Training for a 5K is a great way to boost your cardiovascular health, reduce stress or simply add more running to your routine. And with the end of summer's temperatures (slowly) becoming more manageable, this is the perfect time.
Luckily, Parsippany is a great place to prepare, with trails at Mountain Way Park (for those who like a little rugged with their run; be careful after Sept. 8, when deer season opens) and the track at .
A 5K, or 3.1 miles, is perfect for beginners, but it does take some training to gain the endurance to go the distance. Raina Hafer, NCSF, certified personal trainer and running specialist, shares her shape-up tips for success.
Commit to a Race. Many local charities and organizations host 5K races in the area, so you'll be raising money for a good cause even as you meet your fitness goal. Choose a race date that allows you ample time to prepare. New runners typically need between 8-10 weeks to train, while those who are already active may only need 6.
Click here to find a race nearby and choose one that is the right fit for you.
If you're already in training, consider the Share the Care - 5k Run/Walk/Kids Fun Run scheduled for Thursday in Morris Plains. If you need an event a little farther out on the calendar, no worries: The Morris County Heart Walk and 5K Run takes place in Parsippany Oct. 14 and the PurpleStride New Jersey, which raises funds to combat pancreatic cancer, is on Nov. 4. Both give you the opportunity to show off your stride and do some good for others—and you will have ample time to prepare beforehand.
Hafer says it’s also smart to tell friends and family about your upcoming race.
“By doing so, you're less likely to drop out of the race and will also get a ton of motivational support to propel you across the finish line,” she says.
Find a Group.

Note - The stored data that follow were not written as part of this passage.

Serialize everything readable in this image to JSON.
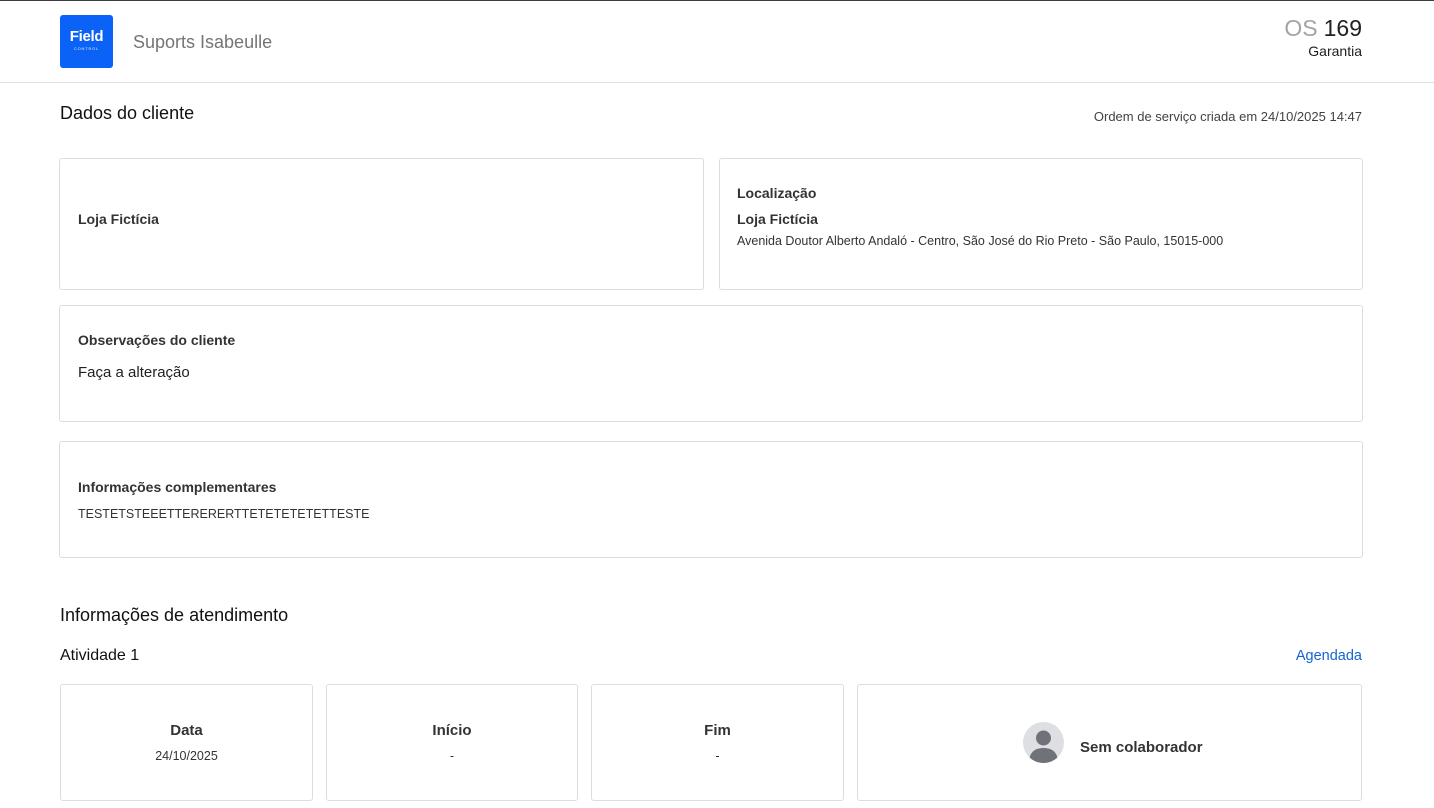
{
  "brand": {
    "logo_text": "Field",
    "logo_subtext": "CONTROL",
    "accent": "#0a63f6"
  },
  "header": {
    "company": "Suports Isabeulle",
    "os_prefix": "OS",
    "os_number": "169",
    "os_type": "Garantia"
  },
  "client_section": {
    "title": "Dados do cliente",
    "created_at": "Ordem de serviço criada em 24/10/2025 14:47",
    "client_name": "Loja Fictícia",
    "location": {
      "label": "Localização",
      "name": "Loja Fictícia",
      "address": "Avenida Doutor Alberto Andaló - Centro, São José do Rio Preto - São Paulo, 15015-000"
    },
    "observations": {
      "label": "Observações do cliente",
      "text": "Faça a alteração"
    },
    "complementary": {
      "label": "Informações complementares",
      "text": "TESTETSTEEETTERERERTTETETETETETTESTE"
    }
  },
  "service_section": {
    "title": "Informações de atendimento",
    "activity": {
      "title": "Atividade 1",
      "status": "Agendada",
      "status_color": "#1464d3",
      "date": {
        "label": "Data",
        "value": "24/10/2025"
      },
      "start": {
        "label": "Início",
        "value": "-"
      },
      "end": {
        "label": "Fim",
        "value": "-"
      },
      "collaborator": {
        "name": "Sem colaborador",
        "icon": "user-avatar-icon"
      }
    }
  }
}
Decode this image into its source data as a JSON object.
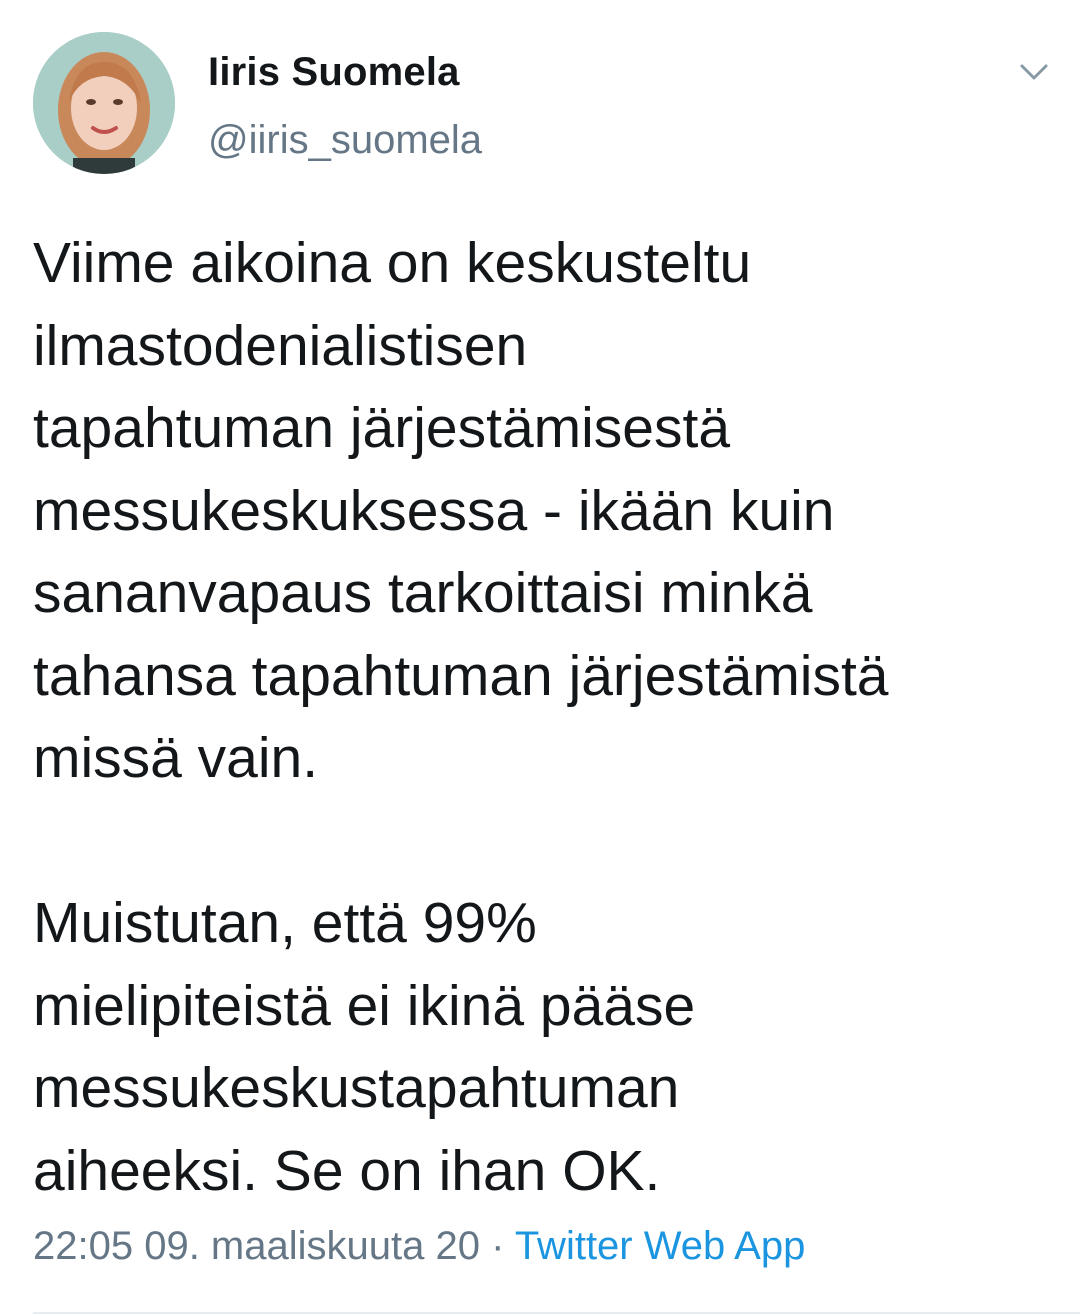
{
  "tweet": {
    "author": {
      "display_name": "Iiris Suomela",
      "handle": "@iiris_suomela",
      "avatar": "profile-photo"
    },
    "menu_icon": "chevron-down-icon",
    "text": "Viime aikoina on keskusteltu\nilmastodenialistisen\ntapahtuman järjestämisestä\nmessukeskuksessa - ikään kuin\nsananvapaus tarkoittaisi minkä\ntahansa tapahtuman järjestämistä\nmissä vain.\n\nMuistutan, että 99%\nmielipiteistä ei ikinä pääse\nmessukeskustapahtuman\naiheeksi. Se on ihan OK.",
    "timestamp": "22:05 09. maaliskuuta 20",
    "separator": "·",
    "source": "Twitter Web App"
  },
  "colors": {
    "text": "#14171a",
    "secondary": "#657786",
    "link": "#1b95e0",
    "divider": "#e6ecf0"
  }
}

Connecting with others to prepare for a race can make training less overwhelming, and can help you stick to your training schedule. You won’t want to let your running buddies down by skipping a workout. Look for a running group that meets at the local YMCA or check out CoolRunning.com to find listings of other local groups.
Follow a schedule. Once you've signed up for a race, you'll need to create a training schedule. Hafer personally loves the Couch to 5K app, which is great for beginners and super user friendly. Plus, at only 30 minutes, three times per week, it’s the perfect program for even the most time-strapped runner.
In addition to scheduled runs, more advanced runners should cross train twice a week. Hafer suggests cycling, yoga or strength training, activities which increase muscle strength and flexibility and ultimately help you become a stronger runner.
Work on Endurance. Building up the stamina to run a 5K is something that takes time. When you begin training don’t be afraid to alternate between running and walking, says Hafer. Run at a speed where you can comfortably hold a conversation until you become too tired to continue and then begin walking. Once you’ve caught your breath, return to running. Over time, you will be able to walk less and run more, until you can eventually run the entire distance.
Enjoy Race Day! On race day be sure to arrive at least 30 minutes before the actual start time to register and warm up. Most importantly though, have fun running the race! You’ve worked hard to get there, so enjoy completing such a great accomplishment.